Based on a post from 14 March 2009
In early 2009 independent economic policy analyst, Geoff Gitlen, modestly proposed an intriguing solution for future banking crises that Occupy Wall Street activists would do well to embrace: reorganize all banks as non-profit organizations.
[Note: The following is my interpretation of the Gitlen Plan. If it isn't in quotation marks, Mr. Gitlen didn't say it.]
The rationale for the Gitlen Plan is straightforward and unexceptional. Already, credit unions in the USA operate as non-profit organizations, and it would be a small step to expand this to include all institutions that are regulated by the Fed or the Office of the Comptroller of the Currency (OCC). Commercial banks already are among the most heavily regulated firms in the economically developed parts of the world. Bank managers are encumbered by all manner of restrictions on how they can conduct their businesses, and they are burdened by social requirements, e.g., ethnic, gender, racial, and socioeconomic preferences in lending that favor individuals who are members of politically favored groups. Meanwhile, depositors are insured against loss, which removes one source of critical oversight.
Reorganizing banks as non-profit organizations would be much less radical than having the central government buy controlling interests in them, as we saw in 2008/2009.
For starters, non-profit status would remove the perverse incentives that lead the managers of insured banks to engage in highly risky and politically motivated — or mandated — practices. If banks operated so as to cover their expenses, but not to seek excessive profits, the same way that the Red Cross, the United Way, and other large charities operate, bank executives still could earn salaries that are many times the national average, work in prestigious and comfortable offices, and jet around the world to exotic places and hobnob with power brokers and washed-up pop stars.

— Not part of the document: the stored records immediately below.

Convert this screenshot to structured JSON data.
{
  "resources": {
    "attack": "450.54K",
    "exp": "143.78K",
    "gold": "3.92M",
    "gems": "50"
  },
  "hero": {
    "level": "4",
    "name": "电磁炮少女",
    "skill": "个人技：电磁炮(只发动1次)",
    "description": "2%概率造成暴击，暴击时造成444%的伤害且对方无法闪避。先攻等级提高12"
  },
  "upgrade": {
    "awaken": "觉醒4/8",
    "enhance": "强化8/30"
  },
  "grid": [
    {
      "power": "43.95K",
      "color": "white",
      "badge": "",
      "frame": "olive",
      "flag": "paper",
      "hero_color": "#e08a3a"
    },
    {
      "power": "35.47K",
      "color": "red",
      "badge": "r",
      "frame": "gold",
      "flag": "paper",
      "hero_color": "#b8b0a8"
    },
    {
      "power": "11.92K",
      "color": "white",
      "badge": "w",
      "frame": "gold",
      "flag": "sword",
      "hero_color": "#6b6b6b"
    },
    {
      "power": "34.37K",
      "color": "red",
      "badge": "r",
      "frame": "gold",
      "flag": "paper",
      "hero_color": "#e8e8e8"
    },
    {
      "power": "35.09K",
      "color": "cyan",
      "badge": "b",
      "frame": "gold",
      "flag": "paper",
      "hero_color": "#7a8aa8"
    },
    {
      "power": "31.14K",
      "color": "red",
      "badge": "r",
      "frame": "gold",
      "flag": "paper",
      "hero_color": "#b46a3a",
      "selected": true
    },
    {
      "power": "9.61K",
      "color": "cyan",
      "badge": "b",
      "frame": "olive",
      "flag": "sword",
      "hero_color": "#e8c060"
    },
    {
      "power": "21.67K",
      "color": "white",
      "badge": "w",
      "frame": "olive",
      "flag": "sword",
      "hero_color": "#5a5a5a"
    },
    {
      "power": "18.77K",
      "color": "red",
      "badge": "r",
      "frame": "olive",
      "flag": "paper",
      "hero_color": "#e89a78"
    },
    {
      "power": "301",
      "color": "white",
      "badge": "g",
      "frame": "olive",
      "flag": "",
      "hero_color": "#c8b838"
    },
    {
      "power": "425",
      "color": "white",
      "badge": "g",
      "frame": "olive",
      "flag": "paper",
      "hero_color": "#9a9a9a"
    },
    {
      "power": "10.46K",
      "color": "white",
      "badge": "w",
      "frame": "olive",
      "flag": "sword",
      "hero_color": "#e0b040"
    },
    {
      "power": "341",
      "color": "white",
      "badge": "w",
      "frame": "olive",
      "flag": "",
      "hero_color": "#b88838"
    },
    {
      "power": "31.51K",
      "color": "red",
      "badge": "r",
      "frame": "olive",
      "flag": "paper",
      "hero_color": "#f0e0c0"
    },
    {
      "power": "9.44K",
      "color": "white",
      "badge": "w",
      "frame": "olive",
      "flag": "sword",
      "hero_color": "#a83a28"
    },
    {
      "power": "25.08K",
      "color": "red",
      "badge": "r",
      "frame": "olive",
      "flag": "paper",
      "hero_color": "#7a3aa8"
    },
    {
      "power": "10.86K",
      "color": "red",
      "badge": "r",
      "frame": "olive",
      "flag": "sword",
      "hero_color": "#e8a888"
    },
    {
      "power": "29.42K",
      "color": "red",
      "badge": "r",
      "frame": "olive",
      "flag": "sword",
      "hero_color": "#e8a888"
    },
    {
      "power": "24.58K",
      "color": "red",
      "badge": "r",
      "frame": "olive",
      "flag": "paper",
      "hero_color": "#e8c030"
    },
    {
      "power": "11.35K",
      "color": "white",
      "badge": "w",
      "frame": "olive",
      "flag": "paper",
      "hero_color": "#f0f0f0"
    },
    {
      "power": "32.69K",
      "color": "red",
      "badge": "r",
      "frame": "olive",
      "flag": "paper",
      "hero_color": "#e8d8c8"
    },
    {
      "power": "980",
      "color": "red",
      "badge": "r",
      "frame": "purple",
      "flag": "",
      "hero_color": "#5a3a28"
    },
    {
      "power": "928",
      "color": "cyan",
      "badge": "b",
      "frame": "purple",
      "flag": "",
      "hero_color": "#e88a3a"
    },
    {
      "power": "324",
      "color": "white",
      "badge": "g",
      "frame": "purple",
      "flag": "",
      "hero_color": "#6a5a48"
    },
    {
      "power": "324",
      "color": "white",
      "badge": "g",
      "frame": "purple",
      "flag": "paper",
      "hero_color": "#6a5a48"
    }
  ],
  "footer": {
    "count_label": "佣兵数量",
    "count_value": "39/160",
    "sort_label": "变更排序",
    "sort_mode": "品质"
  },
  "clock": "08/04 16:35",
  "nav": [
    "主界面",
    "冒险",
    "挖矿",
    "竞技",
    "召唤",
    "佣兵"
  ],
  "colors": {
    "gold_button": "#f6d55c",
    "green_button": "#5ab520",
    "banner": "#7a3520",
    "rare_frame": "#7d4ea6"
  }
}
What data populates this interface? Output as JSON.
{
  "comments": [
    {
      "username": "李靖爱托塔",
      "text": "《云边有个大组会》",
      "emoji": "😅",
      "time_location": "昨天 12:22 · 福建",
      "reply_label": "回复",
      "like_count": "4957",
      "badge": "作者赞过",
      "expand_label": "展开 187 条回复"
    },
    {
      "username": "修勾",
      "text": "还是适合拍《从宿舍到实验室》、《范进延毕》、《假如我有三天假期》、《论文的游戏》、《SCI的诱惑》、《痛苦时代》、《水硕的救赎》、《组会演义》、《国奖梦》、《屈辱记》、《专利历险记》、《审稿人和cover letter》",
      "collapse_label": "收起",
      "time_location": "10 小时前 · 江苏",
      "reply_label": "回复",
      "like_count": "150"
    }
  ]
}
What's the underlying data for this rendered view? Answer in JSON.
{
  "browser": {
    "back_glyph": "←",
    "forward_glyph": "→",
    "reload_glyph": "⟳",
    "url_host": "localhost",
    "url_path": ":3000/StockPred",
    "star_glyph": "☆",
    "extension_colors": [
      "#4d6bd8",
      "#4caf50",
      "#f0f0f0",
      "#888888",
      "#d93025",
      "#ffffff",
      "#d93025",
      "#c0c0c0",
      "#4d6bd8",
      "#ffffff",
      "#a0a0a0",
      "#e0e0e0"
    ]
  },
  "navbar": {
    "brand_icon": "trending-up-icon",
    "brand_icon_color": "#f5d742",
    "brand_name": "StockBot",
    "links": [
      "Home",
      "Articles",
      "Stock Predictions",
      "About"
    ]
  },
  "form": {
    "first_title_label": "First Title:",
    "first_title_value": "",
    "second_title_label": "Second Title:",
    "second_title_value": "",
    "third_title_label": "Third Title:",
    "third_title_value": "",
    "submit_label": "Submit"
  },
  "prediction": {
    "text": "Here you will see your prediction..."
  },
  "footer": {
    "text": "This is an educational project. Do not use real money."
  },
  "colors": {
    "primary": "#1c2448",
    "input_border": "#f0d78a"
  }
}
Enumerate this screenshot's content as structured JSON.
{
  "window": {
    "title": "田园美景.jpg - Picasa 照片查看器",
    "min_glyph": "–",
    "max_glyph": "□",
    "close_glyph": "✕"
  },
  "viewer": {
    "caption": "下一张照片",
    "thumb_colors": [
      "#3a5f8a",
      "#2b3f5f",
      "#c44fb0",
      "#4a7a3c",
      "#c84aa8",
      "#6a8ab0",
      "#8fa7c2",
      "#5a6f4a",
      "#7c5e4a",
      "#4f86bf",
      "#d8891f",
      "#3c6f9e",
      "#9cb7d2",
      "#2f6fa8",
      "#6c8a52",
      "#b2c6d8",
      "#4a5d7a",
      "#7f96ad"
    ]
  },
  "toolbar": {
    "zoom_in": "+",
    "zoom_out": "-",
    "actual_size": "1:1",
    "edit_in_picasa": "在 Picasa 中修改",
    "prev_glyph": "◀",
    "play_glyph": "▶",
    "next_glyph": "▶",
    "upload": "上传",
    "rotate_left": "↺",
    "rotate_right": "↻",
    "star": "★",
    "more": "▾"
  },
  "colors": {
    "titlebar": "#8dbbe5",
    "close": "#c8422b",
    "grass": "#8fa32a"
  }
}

However, they would not be under pressure from shareholders to take on the kinds of risks that led to the S&L Crisis and the recent housing/subprime mess.
Gitlen argues, given that banks do not operate as normal commercial enterprises, why take half-measures? Rather than perpetuate one-foot-on-the-brake-one-foot-on-the-gas [accelerator] policies, where regulators compel banks to pursue social goals on the one hand, and banks have coopted regulators* on the other hand, Gitlen argues that we should heave this syncretic mess overboard to the sharks and crabs and embrace an institutional structure that could be more harmonious with the realities of modern banking.
The Gitlen Plan is in stark contrast to libertarian calls for deregulation, free banking, and market discipline, which have no hope of gaining political traction in today’s climate, where otherwise intelligent individuals can decry the current crisis — with utterly straight faces and in the sincerest tones — as a failure of unbridled capitalism, even though the firms at the center of the crisis are among the most heavily regulated in the world, outside of healthcare. With this kind of doublethink passing as conventional wisdom from the corner pub to the halls of Congress, we must choose among viable options and put away our dog-eared copies of Atlas Shrugged, Human Action, and Das Kapital for now.
Gitlen has identified one such option:
Reorganize banks as non-profit organizations, and let those individuals who work for banks and chafe at the notion of working for a charitable organization seek employment in private equity funds and offshore finance centers, like Bermuda, Grand Cayman, Hong Kong, Nassau, and Singapore.
As in all things in life, there is a cost for every benefit, and the Gitlen Plan is not cost-free, but the choice is not between utopia and the status quo, but between available options. Given the worldwide movement for change loosely organized under the Occupy Wall Street banner, the Gitlen Plan could be the most viable option.
Invest accordingly.
Prof. Evans
* For more on regulatory capture and the current crisis, see Buiter (2008) (Warning: PDF).